As águas foram aprendendo a refugar amarradas nos tempos e preparando os cerrados para receberem as secas desacomodando almas e esperanças.
Ceflorence    13/09/17     email   cflorence.amabrasil@uol.com.br   

quinta-feira, 14 de setembro de 2017

LAVRADIOS DOS ANSEIOS E TRISTURAS.
Enquanto o desassombro revia seus comezinhos urdindo tramas para continuar o dilema de preparar infâmias outras, desatinos da vida para não desnortear do poente, a lua ainda no embalo do seu destino de ser para o será, ajustava providências para o sucateiro exausto achegar. E estas tantas providências nada mais foram do que separar as tarefas das caladas das safras entre o dia e a noite e, portanto, resolvido este impasse, os astros acompanharam Cadinho Prouco, descamisado, tisnar com carvão, ódio e respeito a linha das magias, aléns juramentados. Traçou caprichoso, Cadinho, ao pé do frontão enorme do mosteiro gótico, prestimoso na querência de agatanhar o céu, semicírculo sinuoso, místico, para proteção dos ventos, dos vivos, frios, mortos, da polícia, calor, da maldade, sacristão, da puta que o pariu.
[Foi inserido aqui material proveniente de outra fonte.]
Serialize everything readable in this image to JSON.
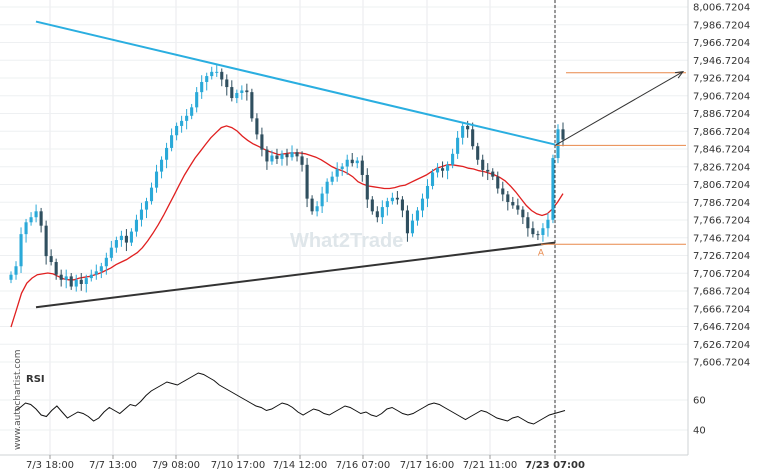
{
  "watermark": "What2Trade",
  "side_credit": "www.autochartist.com",
  "rsi_label": "RSI",
  "point_label": "A",
  "colors": {
    "up_candle": "#2aa9d8",
    "down_candle": "#2f4f5f",
    "ma_line": "#e02020",
    "resistance": "#2aaee0",
    "support": "#333333",
    "target": "#e8884a",
    "projection": "#333333",
    "rsi_line": "#111111"
  },
  "chart_data": {
    "type": "candlestick",
    "y_axis": {
      "min": 7586.7204,
      "max": 8006.7204,
      "ticks": [
        "8,006.7204",
        "7,986.7204",
        "7,966.7204",
        "7,946.7204",
        "7,926.7204",
        "7,906.7204",
        "7,886.7204",
        "7,866.7204",
        "7,846.7204",
        "7,826.7204",
        "7,806.7204",
        "7,786.7204",
        "7,766.7204",
        "7,746.7204",
        "7,726.7204",
        "7,706.7204",
        "7,686.7204",
        "7,666.7204",
        "7,646.7204",
        "7,626.7204",
        "7,606.7204"
      ]
    },
    "x_axis": {
      "ticks": [
        "7/3 18:00",
        "7/7 13:00",
        "7/9 08:00",
        "7/10 17:00",
        "7/14 12:00",
        "7/16 07:00",
        "7/17 16:00",
        "7/21 11:00",
        "7/23 07:00"
      ],
      "highlight": "7/23 07:00"
    },
    "close_series": [
      7690,
      7700,
      7738,
      7752,
      7758,
      7765,
      7748,
      7712,
      7705,
      7690,
      7684,
      7688,
      7676,
      7684,
      7679,
      7686,
      7690,
      7694,
      7700,
      7710,
      7722,
      7731,
      7736,
      7728,
      7741,
      7755,
      7767,
      7777,
      7793,
      7812,
      7826,
      7840,
      7855,
      7866,
      7872,
      7878,
      7888,
      7906,
      7918,
      7925,
      7930,
      7930,
      7921,
      7912,
      7899,
      7905,
      7908,
      7906,
      7875,
      7856,
      7838,
      7824,
      7831,
      7827,
      7833,
      7829,
      7835,
      7830,
      7820,
      7780,
      7765,
      7771,
      7786,
      7800,
      7806,
      7815,
      7818,
      7826,
      7822,
      7825,
      7808,
      7779,
      7765,
      7758,
      7770,
      7777,
      7781,
      7779,
      7766,
      7739,
      7754,
      7766,
      7780,
      7795,
      7811,
      7816,
      7813,
      7820,
      7833,
      7852,
      7866,
      7862,
      7842,
      7826,
      7814,
      7812,
      7806,
      7792,
      7785,
      7776,
      7772,
      7767,
      7758,
      7745,
      7738,
      7737,
      7745,
      7755,
      7828,
      7862,
      7850
    ],
    "ma_series": [
      7628,
      7648,
      7668,
      7680,
      7686,
      7690,
      7691,
      7692,
      7691,
      7688,
      7685,
      7684,
      7684,
      7686,
      7687,
      7688,
      7690,
      7692,
      7695,
      7698,
      7702,
      7705,
      7708,
      7712,
      7716,
      7722,
      7730,
      7739,
      7749,
      7760,
      7772,
      7784,
      7796,
      7808,
      7818,
      7828,
      7836,
      7844,
      7852,
      7858,
      7864,
      7866,
      7864,
      7860,
      7854,
      7849,
      7845,
      7842,
      7839,
      7836,
      7834,
      7832,
      7833,
      7834,
      7834,
      7834,
      7833,
      7831,
      7829,
      7826,
      7822,
      7818,
      7815,
      7813,
      7810,
      7806,
      7800,
      7797,
      7795,
      7794,
      7793,
      7792,
      7792,
      7793,
      7795,
      7796,
      7799,
      7802,
      7805,
      7808,
      7812,
      7816,
      7818,
      7820,
      7820,
      7819,
      7818,
      7816,
      7815,
      7813,
      7812,
      7810,
      7808,
      7805,
      7801,
      7795,
      7788,
      7780,
      7772,
      7766,
      7762,
      7760,
      7762,
      7768,
      7776,
      7786
    ],
    "rsi_axis": {
      "min": 30,
      "max": 80,
      "ticks": [
        "60",
        "40"
      ]
    },
    "rsi_series": [
      53,
      55,
      58,
      57,
      54,
      50,
      49,
      53,
      56,
      52,
      48,
      50,
      52,
      51,
      49,
      46,
      48,
      52,
      55,
      53,
      51,
      54,
      57,
      56,
      59,
      63,
      66,
      68,
      70,
      72,
      71,
      70,
      72,
      74,
      76,
      78,
      77,
      75,
      73,
      70,
      68,
      66,
      64,
      62,
      60,
      58,
      56,
      55,
      53,
      54,
      56,
      58,
      57,
      55,
      52,
      50,
      52,
      54,
      53,
      51,
      50,
      52,
      54,
      56,
      55,
      53,
      51,
      52,
      50,
      49,
      51,
      54,
      55,
      53,
      51,
      50,
      51,
      53,
      55,
      57,
      58,
      57,
      55,
      53,
      51,
      49,
      47,
      49,
      51,
      53,
      52,
      50,
      48,
      47,
      46,
      48,
      49,
      47,
      45,
      44,
      46,
      48,
      50,
      51,
      52,
      53
    ],
    "patterns": {
      "resistance_line": {
        "from": [
          "7/3 18:00",
          7989.5
        ],
        "to": [
          "7/23 07:00",
          7844
        ]
      },
      "support_line": {
        "from": [
          "7/3 18:00",
          7651.5
        ],
        "to": [
          "7/23 07:00",
          7728
        ]
      },
      "target_level": 7929,
      "breakout_level": 7843,
      "point_a_level": 7726
    }
  }
}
Ao encarvoejar abnegado o chão descarregava os encarnados dos desmandos, torpezas e das sanhas para fora dos seus domínios. Neste assim, com o simples carvão cravado, defendia-se Cadinho das agruras, doenças, das lutas. Era o que lhe cabia nas águas que bebeu das preces da mãe, sertanejados tempos, que trazia no sangue as oitivas dos orixás, dos deuses, das sabedorias e ordenou ela, nas despedidas finais, a Cadinho nunca dormir sem enfezar os chãos e as almas com os carvões consagrados.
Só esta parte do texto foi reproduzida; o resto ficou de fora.